Retries Need Backoff, Jitter, And A Budget
OpenAI 429s exist. Anthropic 529s exist. Network blips exist. A naive retry loop turns one bad minute into a stampede. The pattern that actually behaves:
async function withRetry<T>(op: () => Promise<T>, opts = { max: 3, baseMs: 500 }) {
let lastErr: unknown;
for (let attempt = 0; attempt < opts.max; attempt++) {
try {
return await op();
} catch (err) {
lastErr = err;
if (!isRetryable(err) || attempt === opts.max - 1) throw err;
const backoff = opts.baseMs * 2 ** attempt;
const jitter = Math.random() * backoff;
await new Promise((r) => setTimeout(r, backoff + jitter));
}
}
throw lastErr;
}
The jitter matters more than the backoff. Without it, every client that hit the same 429 retries at exactly the same moment two seconds later, and the rate limiter sees the same wave again. isRetryable is a small predicate — 429, 5xx, network errors, yes; 400, 401, 422, no.
Idempotency Stops The Quadruple-Click Bug
The user clicks "Generate" four times because the spinner doesn't feel like progress. Without idempotency, you just paid for four completions and stored four results. Add a client-supplied key:
const key = crypto.randomUUID(); // generated once when the form mounts
await fetch("/api/generate", {
method: "POST",
headers: { "Idempotency-Key": key, "content-type": "application/json" },
body: JSON.stringify({ input }),
});
On the server, before you call the model, check whether you've already produced a result for that key.

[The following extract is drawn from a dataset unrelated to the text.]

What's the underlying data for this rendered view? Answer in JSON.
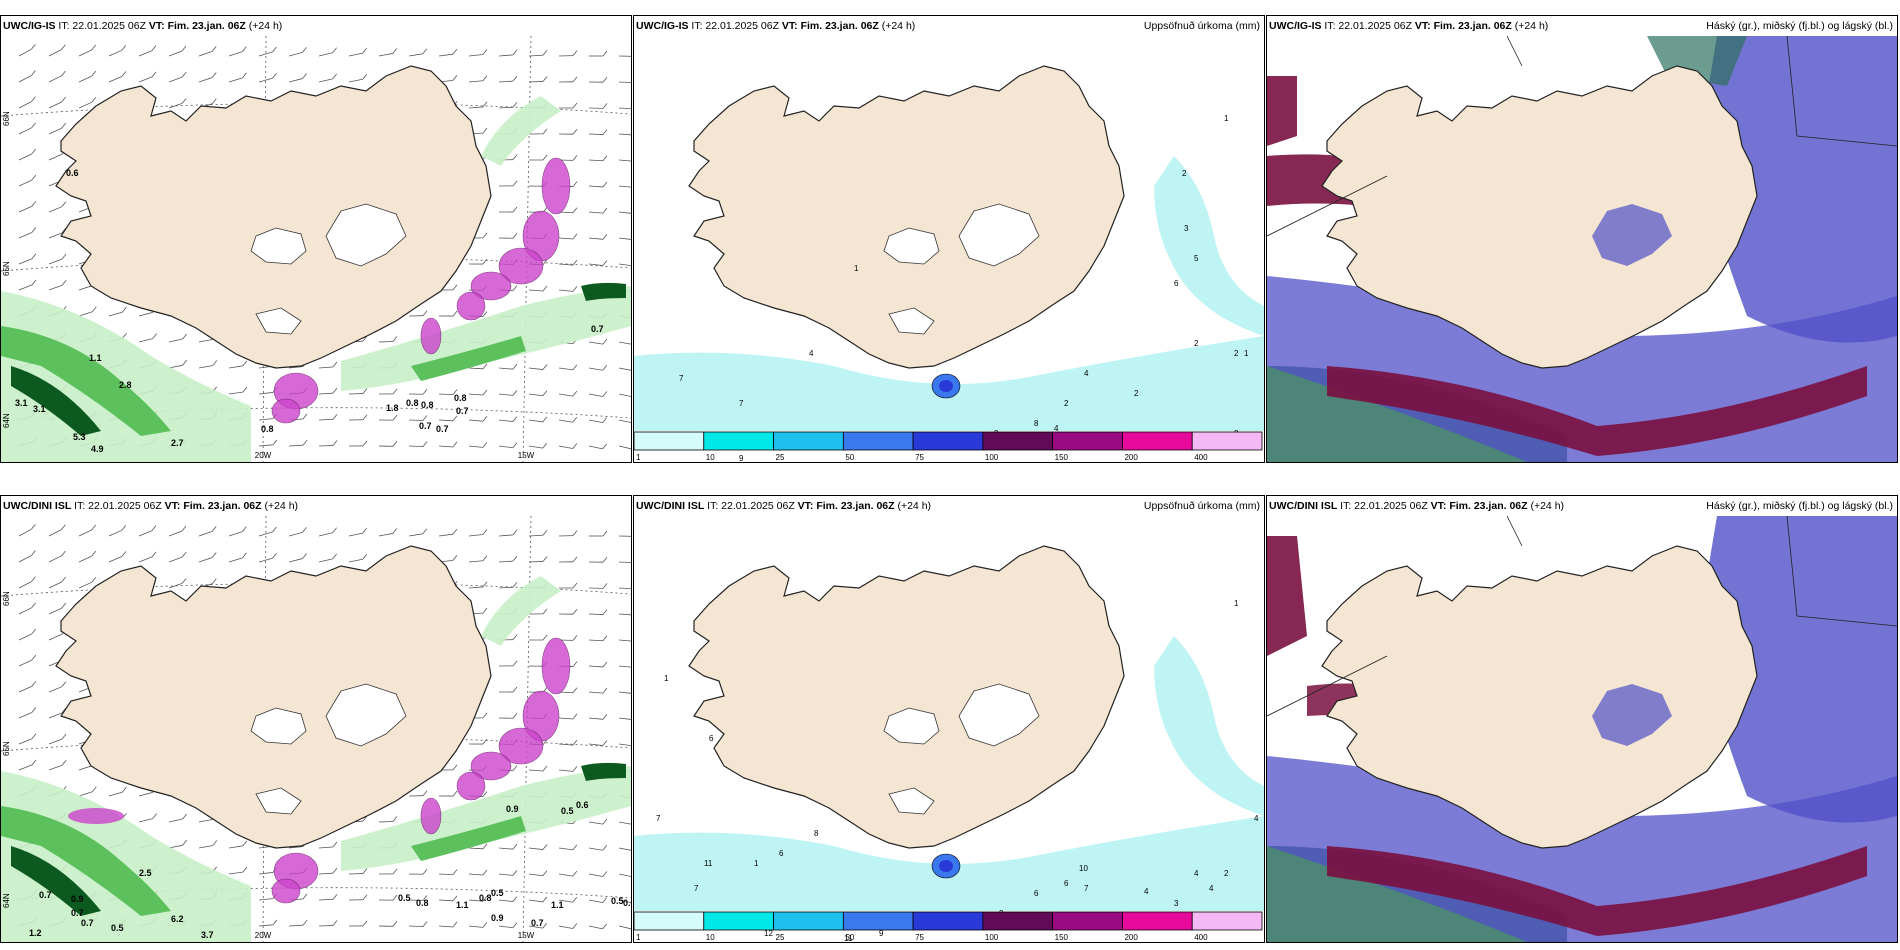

If yes, return the cached result. If no, run the model and store the result against the key with a sensible TTL (an hour is usually enough). Redis with SET NX EX is the boring, correct primitive for this.
Cost And Token Limits Are Product Constraints, Not Footnotes
A free-tier user shouldn't be able to burn $40 of completions in an afternoon. Cap input tokens before you call the model, not after. The provider will tell you the input was too large via a 400, but you've already spent the round-trip and your error logs are now full of preventable errors. Use a tokenizer (tiktoken for OpenAI, Anthropic's messages.countTokens endpoint via @anthropic-ai/sdk for Claude) to measure and truncate the prompt yourself, and set maxTokens on the call so a runaway response doesn't keep going.
A One-Sentence Mental Model
A production AI feature is just a normal feature where the slowest, least predictable dependency happens to live behind the most expensive HTTPS call you make — treat it accordingly, validate at the boundary, stream what you can, and never let the model decide your retry policy.